Occasionally, I check European AV threads and browse the region-specific Amazon sites dedicated to UK, Germany, etc. to get an idea of recorder trends outside North America. The last few months I've noticed a steady drop in availability of PAL-format DVD/HDD recorders to the point where almost none are promoted anymore (while last year Panasonic alone fielded a half-dozen models). It appears the extended honeymoon of non-USA DVD/HDD recorders is over: global consumer indifference has caught up to North American malaise.
At the moment, the most commonly available PAL recorders are the pricey Panasonic BluRay/HDD machines (in several variants of tuner qty, satellite compatibility, HDD size, etc).

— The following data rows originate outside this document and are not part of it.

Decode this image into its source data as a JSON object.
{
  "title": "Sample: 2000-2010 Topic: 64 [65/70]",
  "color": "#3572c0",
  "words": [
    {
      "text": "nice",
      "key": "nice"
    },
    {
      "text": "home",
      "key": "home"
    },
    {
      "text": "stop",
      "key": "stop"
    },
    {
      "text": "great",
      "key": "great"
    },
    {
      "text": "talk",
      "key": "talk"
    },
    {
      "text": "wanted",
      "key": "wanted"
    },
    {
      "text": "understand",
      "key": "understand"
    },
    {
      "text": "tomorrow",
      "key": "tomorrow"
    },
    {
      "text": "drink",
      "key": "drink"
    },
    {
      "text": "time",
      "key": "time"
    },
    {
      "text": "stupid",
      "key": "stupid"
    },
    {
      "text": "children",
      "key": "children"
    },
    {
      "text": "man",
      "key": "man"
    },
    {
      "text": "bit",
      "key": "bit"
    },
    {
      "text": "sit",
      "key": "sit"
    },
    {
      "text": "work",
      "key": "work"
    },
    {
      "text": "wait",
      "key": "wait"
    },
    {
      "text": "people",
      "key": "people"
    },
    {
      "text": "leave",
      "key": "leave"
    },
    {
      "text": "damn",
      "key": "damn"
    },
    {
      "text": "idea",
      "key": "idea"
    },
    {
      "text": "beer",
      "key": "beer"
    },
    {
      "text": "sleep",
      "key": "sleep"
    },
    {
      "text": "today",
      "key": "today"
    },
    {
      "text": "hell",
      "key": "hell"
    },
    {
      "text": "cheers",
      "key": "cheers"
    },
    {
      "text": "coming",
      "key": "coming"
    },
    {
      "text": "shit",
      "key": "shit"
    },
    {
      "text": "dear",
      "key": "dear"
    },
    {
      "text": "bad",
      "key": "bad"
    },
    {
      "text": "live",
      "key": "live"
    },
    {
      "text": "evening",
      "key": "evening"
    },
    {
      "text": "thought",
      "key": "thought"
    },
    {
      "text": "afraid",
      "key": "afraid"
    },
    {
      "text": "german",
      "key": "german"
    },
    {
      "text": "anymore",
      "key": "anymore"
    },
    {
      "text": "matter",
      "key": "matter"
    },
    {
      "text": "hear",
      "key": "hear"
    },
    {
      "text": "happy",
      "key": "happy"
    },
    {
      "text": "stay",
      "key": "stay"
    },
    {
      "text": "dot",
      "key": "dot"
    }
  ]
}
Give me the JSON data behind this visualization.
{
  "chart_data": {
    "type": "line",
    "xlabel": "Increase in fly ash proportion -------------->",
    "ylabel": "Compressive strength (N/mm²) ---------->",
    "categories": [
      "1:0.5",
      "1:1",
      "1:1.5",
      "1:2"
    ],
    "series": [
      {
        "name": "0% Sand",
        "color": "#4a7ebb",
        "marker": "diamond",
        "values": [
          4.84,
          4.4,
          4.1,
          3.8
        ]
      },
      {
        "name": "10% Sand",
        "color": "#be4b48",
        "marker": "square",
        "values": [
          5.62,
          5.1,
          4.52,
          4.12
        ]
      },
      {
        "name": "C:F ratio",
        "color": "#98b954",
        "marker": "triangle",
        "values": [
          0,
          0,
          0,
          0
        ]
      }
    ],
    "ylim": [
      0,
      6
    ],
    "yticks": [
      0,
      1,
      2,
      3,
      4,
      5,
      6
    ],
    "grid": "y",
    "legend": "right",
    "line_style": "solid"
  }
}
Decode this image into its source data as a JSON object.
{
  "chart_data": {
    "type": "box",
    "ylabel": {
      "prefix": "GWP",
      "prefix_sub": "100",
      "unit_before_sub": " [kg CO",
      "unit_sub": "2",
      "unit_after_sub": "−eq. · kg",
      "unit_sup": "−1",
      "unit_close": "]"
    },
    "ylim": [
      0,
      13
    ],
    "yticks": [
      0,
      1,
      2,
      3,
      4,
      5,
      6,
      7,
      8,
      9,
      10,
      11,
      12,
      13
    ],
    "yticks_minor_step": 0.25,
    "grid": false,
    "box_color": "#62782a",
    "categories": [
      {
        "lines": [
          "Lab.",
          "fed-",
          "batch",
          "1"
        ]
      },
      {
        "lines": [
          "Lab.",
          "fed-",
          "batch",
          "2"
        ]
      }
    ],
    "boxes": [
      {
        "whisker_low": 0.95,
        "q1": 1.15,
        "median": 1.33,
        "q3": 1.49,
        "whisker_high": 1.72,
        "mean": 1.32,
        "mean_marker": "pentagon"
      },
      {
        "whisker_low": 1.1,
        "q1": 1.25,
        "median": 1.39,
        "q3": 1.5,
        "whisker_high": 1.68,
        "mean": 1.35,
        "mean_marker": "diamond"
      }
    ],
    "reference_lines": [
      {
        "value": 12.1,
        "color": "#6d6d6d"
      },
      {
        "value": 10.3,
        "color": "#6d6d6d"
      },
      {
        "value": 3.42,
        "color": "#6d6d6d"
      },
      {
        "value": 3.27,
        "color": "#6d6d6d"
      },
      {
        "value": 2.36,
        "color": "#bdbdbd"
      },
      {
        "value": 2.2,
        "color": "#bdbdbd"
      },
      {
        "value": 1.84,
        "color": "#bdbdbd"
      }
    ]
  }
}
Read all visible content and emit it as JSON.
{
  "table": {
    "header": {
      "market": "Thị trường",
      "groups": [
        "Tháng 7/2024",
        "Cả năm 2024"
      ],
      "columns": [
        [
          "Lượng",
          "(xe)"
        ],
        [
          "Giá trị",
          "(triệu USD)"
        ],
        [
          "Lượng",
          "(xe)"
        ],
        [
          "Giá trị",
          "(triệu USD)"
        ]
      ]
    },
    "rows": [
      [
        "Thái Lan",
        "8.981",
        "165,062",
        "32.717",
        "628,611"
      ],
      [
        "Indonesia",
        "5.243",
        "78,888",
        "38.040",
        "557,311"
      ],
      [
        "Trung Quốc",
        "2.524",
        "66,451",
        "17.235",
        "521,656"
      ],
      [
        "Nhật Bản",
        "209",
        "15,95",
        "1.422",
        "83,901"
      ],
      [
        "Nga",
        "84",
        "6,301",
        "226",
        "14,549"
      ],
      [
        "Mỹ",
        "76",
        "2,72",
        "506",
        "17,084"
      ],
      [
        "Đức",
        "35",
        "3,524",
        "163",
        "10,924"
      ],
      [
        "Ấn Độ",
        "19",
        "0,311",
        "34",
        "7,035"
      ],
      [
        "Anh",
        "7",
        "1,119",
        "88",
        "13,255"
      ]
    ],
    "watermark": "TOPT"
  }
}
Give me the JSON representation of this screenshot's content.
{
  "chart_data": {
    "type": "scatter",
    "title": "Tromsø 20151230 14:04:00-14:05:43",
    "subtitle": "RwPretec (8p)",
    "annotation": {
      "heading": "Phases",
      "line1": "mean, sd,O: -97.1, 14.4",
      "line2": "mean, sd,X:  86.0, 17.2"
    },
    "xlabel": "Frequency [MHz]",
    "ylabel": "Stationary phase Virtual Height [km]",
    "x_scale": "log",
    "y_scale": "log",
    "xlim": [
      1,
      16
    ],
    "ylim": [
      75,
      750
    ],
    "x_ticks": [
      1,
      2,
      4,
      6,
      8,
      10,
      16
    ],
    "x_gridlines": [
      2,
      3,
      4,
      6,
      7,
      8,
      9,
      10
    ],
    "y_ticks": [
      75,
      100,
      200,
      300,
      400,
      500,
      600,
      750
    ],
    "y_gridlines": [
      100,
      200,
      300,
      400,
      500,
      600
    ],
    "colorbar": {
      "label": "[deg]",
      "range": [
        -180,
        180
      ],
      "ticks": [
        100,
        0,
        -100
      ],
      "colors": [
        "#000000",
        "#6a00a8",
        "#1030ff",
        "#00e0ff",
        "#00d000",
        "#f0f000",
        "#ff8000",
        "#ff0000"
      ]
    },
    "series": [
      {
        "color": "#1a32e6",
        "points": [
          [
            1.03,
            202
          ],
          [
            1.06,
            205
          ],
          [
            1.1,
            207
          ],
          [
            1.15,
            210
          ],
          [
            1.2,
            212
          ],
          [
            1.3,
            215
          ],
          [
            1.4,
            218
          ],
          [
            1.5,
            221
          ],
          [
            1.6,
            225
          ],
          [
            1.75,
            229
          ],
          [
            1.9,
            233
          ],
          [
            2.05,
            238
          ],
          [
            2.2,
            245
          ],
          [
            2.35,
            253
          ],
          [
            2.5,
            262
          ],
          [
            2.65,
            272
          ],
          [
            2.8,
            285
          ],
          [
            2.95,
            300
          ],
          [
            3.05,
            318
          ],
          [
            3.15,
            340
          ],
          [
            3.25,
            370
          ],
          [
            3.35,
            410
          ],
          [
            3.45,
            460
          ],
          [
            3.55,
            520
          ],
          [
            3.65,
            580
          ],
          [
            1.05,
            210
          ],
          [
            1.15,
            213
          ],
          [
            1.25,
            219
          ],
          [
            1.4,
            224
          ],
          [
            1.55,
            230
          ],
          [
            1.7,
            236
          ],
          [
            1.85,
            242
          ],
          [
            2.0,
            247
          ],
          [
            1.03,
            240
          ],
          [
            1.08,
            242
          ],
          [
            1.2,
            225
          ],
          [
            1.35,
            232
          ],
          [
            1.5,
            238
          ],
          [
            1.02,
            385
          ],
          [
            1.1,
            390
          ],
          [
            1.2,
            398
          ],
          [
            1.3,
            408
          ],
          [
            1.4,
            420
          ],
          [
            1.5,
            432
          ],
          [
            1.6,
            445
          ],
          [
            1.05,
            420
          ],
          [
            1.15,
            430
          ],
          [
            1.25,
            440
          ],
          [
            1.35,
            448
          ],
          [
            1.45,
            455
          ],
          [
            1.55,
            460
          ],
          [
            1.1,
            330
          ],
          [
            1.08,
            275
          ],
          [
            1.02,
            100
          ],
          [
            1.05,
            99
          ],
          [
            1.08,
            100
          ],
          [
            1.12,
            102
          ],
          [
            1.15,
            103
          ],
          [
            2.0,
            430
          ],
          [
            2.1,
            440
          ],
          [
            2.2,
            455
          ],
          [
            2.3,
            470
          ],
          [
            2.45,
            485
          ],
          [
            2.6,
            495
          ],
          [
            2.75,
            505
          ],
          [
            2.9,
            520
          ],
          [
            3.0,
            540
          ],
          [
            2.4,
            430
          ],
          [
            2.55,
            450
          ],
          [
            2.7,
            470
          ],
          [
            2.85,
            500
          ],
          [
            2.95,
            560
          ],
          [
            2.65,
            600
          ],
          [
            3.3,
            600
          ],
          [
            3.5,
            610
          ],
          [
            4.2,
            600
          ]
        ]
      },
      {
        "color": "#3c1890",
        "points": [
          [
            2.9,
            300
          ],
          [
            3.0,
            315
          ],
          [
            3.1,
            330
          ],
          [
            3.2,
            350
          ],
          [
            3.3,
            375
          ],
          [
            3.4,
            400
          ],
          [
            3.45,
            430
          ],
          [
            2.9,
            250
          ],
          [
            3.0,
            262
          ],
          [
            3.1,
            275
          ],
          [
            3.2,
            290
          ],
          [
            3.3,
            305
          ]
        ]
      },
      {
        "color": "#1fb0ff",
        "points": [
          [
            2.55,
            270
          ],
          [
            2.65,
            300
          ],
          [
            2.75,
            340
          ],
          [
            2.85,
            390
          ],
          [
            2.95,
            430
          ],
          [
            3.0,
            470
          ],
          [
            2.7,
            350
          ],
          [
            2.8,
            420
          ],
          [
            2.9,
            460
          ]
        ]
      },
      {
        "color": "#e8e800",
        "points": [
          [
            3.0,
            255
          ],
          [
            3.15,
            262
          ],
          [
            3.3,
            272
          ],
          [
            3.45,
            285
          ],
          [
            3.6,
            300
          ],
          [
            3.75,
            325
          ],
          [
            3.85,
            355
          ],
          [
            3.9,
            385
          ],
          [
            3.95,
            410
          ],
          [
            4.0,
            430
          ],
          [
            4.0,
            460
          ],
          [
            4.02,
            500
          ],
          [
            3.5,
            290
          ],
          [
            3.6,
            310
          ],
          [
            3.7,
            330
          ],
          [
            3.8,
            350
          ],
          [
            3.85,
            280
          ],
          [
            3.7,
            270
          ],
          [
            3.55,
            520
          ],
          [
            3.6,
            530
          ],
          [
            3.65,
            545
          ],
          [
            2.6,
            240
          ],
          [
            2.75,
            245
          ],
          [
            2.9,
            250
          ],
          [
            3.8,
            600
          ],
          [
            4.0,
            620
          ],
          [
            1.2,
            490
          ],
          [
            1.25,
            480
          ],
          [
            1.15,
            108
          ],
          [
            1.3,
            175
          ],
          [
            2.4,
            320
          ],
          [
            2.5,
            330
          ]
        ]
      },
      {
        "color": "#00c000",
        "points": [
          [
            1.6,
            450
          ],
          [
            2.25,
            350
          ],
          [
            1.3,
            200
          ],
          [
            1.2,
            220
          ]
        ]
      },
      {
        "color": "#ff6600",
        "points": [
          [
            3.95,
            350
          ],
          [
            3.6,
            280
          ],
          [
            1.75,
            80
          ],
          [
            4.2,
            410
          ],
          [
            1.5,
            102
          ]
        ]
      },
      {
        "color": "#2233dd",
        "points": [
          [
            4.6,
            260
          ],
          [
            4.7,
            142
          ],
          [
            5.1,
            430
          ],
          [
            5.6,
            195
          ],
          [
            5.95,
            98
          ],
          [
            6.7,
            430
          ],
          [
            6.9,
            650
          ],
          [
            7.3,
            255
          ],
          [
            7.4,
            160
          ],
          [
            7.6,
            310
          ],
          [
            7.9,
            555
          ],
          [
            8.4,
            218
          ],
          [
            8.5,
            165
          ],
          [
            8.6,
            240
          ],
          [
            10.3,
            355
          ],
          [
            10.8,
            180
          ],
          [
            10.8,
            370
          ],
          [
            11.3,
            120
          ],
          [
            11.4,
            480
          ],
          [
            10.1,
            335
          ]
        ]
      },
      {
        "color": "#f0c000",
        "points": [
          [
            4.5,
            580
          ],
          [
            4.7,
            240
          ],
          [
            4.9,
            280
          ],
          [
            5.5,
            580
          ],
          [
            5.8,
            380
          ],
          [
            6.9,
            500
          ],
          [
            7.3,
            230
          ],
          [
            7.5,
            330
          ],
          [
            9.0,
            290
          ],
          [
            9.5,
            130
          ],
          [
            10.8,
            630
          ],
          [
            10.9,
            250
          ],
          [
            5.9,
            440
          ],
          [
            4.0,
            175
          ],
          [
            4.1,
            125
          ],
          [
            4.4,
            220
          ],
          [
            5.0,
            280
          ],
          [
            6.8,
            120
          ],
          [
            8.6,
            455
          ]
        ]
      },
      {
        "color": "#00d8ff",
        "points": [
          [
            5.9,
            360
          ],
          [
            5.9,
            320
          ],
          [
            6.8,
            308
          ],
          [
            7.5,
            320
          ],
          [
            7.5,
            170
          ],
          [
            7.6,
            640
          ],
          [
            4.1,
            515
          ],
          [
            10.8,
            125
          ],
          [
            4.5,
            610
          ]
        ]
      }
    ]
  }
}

But these already seem to be on the verge of decline after just a couple years on the market. The hot new recorder product springing up from several brands is a more affordable configuration that none of us anticipated: BluRay players with built-in hi-def HDD tuner/recorders (no disc burning feature). Whether these will turn up in North America is anyone's guess: they rely on uniform gov't-sponsored EPG and satellite standards overlapping several European countries (standards conspicuously absent from USA).
Versions made for USA would be no different from a Magnavox 515, aside from the additions of HiDef recording to HDD, and BluRay playback (we'd lose the DVD recording/dubbing option). There would still be the same issues that plague all non-subscription recorders in US/Canada: lack of convenient EPG, and no cable/satellite integration whatsoever. By the time such BD Player/HDD recorder models turn up at Best Buy, the price point might be around $299 (they currently run the equivalent of $399 in Europe). Pitched as an upgraded BluRay player with hi-def time-shifting capability, these might just succeed where the standard-def DVD/HDD recorder failed. No joy for those of us who need disc burning, unfortunately.